Just having targets in place is not enough. Does the team measure actual to projected performance regularly and are the reasons for variances quickly identified and rectified?
3) Have I met with the representative of my state’s energy efficiency or renewable energy program in the last 12 months?
As a result of the American Economic Recovery and Reinvestment Act of 2009 (a.k.a. “The Stimulus Package”) $50 billion is being poured into the energy sector, much of which is being distributed through state programs. A finisher’s investments in capital equipment additions and other initiatives that reduce energy consumption can often be offset in part by government funding.
4) Have I reduced my plant’s business volume adjusted water use by more than 15% in the last 3 years? If not, opportunities await. Not only does the procurement and the utility’s treatment of water cost money, excess water usage creates other forms of waste, including additional in-house treatment and electricity cost.
5) Do I have a “Turn off the lights” program?
I recently conferred with the general manager of a large OEM, whose plant includes both powder and e-coat operations. His finishing department managed to reduce annual energy spending by $70,000. When I asked his secret he referenced some new equipment and practices, but noted that the biggest single impact resulted from turning off equipment when not in use.
6) Have I upgraded my plant lighting in the last seven years?
Major changes in lighting technology have created a double win—of sorts—for finishers. First, energy efficient plant lighting, funded in part by government grants, offers a very quick payback period on the finisher’s initial investment, leaving the finisher to reap the financial benefits of lower electricity expense following the payback of the initial investment. Second, new lighting is more effective. By creating more light on the plant floor, defects are detected more readily, the plant is more presentable when customers come to visit, and shopfloor employees really appreciate their improved working environment.
7) Do we totally understand how we are charged for energy?

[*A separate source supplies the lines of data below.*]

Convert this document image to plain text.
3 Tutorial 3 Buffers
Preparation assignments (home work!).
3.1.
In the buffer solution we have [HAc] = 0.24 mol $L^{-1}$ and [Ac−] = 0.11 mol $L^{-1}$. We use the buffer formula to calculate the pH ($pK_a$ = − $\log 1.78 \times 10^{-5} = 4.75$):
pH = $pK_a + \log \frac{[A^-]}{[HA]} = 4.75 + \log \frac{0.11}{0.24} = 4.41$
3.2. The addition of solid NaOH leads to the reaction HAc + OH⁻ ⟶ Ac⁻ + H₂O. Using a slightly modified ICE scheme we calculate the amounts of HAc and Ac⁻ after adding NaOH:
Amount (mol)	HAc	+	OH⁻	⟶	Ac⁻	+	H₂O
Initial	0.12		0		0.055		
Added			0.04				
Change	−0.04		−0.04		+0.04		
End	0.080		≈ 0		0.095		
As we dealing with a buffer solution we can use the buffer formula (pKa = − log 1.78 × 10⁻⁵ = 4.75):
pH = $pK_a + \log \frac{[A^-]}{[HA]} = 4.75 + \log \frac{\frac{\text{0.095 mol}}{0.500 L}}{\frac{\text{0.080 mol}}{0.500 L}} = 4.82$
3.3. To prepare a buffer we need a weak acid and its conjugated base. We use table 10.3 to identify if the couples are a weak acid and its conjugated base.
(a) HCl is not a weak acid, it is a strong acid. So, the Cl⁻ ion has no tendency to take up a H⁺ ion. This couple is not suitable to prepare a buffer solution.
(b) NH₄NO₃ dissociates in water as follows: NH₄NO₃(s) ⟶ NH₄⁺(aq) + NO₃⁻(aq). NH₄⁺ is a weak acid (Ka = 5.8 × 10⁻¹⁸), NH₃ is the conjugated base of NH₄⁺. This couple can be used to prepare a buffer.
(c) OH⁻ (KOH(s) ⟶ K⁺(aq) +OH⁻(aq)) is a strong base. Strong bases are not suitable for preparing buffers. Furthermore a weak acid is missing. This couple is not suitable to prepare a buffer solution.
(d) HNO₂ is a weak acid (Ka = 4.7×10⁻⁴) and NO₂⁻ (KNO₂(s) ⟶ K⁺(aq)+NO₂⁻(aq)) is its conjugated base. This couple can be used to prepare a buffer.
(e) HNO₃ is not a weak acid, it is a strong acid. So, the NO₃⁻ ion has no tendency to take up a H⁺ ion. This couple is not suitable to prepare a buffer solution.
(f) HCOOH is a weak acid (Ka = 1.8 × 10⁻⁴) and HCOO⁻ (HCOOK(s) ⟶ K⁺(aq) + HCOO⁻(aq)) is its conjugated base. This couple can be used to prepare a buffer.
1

If you have ever studied an electric or natural gas bill you know that they are a maze of charges. Peak versus off peak, delivery charges, surcharges, taxes and so on. One key to reducing energy cost is to first understand what drives the various charges to begin with, and then adjust behavior and strategy to minimize charges.
8) Do we hedge natural gas?
Don’t let today’s historically low natural gas prices fool you. If we know anything about natural gas it is that prices fluctuate. Buy next quarter’s and next year’s expected gas usage today—at a reasonable premium over the current market price—in order to create a predictable business model for tomorrow.
9) Has my compressed air system been audited in the last 18 months?
A finishing company I know well reduced its electricity expense by $300 per month just by finding and rectifying leaks in its compressed air system. It may not sound like much, but $3,600 a year can be put to much better use than wasted payments to the electric utility.
10) Do I know for a fact that my make-up air system is properly balanced?
Excess exhaust on a finishing line means excess make-up air, which must be heated on its way into the plant during colder months, thereby wasting natural gas.
11) Do I know the exact payback period resulting from replacement of my critical capital equipment with new equipment?
Especially with government incentives noted above, payback periods on energy efficient equipment are quicker than ever. Capital equipment additions that were formerly cost prohibitive might just make sense today, but the finisher must know which additions offer the most benefits for the lowest cost.
12) Am I producing at an efficiency level of at least 85% of standard?
Doesn’t sound like an energy question? Every empty rack, fixture or hook; every part rejected on the line, every minute of downtime, means energy required to run and maintain the line goes to waste. Improving efficiency on the line does more to reduce energy cost than any other single effort.
In my view, the more questions to which you answered “No” the better, because performance improvements await you. Make your list and get started. Wasted energy equals lost profits.